‘Mayflower Church’ members arrive safely in United States Chinese Christian churchgoers can finally practice faith freely in US after fleeing religious persecution in Communist China
After a years-long journey to escape severe religious persecution in Communist China, over 60 members of the Shenzhen Holy Reformed Church—dubbed the “Mayflower Church”—are free at least to practice their faith in the United States, announced Rep. Chris Smith (R-NJ), Chairman of the Congressional-Executive Commission on China and Chairman of the House Foreign Affairs global human rights subcommittee.
“It is a very Good Friday indeed, and a perfect Easter gift to see these persecuted Chinese Christians arrive and be allowed to practice their faith freely in the United States,” said Smith, an internationally-recognized human rights defender who advocated for the churchgoers over the past several years as they remained in diplomatic limbo and faced possible refoulement to China while seeking to escape the oppression of the Chinese Communist Party (CCP).
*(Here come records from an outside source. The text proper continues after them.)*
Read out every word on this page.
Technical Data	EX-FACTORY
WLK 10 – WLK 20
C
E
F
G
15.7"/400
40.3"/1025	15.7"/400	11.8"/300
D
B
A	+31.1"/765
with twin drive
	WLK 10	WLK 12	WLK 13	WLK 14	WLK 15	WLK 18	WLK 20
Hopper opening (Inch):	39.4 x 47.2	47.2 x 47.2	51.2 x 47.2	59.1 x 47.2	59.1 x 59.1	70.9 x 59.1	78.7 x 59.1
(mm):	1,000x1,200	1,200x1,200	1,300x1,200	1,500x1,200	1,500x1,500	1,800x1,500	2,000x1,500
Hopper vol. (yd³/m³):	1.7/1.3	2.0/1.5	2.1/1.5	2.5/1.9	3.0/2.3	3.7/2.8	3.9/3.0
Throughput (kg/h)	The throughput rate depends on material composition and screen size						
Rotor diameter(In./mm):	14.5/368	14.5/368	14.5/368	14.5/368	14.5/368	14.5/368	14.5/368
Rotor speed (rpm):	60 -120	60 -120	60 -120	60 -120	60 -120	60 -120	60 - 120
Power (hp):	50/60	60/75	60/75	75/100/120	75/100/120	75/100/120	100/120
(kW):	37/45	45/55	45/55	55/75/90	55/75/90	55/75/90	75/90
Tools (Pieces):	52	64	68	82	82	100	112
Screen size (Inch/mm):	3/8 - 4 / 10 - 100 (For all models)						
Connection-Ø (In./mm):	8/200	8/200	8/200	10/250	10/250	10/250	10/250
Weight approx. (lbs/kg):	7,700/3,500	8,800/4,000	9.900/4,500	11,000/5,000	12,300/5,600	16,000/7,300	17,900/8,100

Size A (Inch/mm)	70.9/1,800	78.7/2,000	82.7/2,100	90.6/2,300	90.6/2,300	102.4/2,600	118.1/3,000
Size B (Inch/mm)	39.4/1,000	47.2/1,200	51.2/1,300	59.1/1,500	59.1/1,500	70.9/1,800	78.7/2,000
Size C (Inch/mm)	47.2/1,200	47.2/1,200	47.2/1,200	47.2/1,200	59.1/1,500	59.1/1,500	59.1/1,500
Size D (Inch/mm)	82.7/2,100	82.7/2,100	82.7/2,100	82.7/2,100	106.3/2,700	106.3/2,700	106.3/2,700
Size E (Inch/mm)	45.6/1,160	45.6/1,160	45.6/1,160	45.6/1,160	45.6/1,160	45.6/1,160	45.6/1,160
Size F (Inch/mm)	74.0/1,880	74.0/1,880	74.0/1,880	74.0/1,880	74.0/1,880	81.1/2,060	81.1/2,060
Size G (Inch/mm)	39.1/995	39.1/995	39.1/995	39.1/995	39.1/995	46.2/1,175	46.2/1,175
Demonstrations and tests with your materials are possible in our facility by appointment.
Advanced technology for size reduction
“Had they been forcibly repatriated to China, they would have been jailed and severely persecuted,” said Smith, who authored the Frank R. Wolf International Religious Freedom Act and has chaired over 85 congressional hearings and markups on the egregious human rights abuses perpetrated by the CCP.
Early last month, Smith met with a delegation of Thai officials—including representatives from the Thai Ministry of Foreign Affairs, the Thai embassy, and the Thai Royal Police—where he raised the plight of the Mayflower churchgoers and asked for assurances that the religious community would not be sent back to China under any circumstances.
After news broke last week that the Chinese Christians were detained in Thailand, Smith—who believes corruption at the local level led to the unfolding crisis—engaged Thai government officials to help ensure the group was not repatriated to Communist China as the result of suspected pressure from CCP agents.
The Mayflower Church members—who fled China in 2019—had traveled to Thailand in August 2022 from South Korea’s Jeju Island after the group perceived that their chances of getting asylum in Korea were slim. During the church community’s stay in South Korea, Smith also engaged with government officials and advocates from the country to help prevent possible refoulement to China.
“After years of fleeing persecution suffered at the hands of the Chinese Communist Party, these men and women of great faith can finally enjoy religious freedom in America,” said Smith.
“In the future, Thai government officials must be more vigilant when it comes to malign CCP activities within their country,” added Smith, “and work to hold accountable any police officers or officials who colluded with Chinese Communist agents in an attempt to deprive church members of their rights under international refugee law.”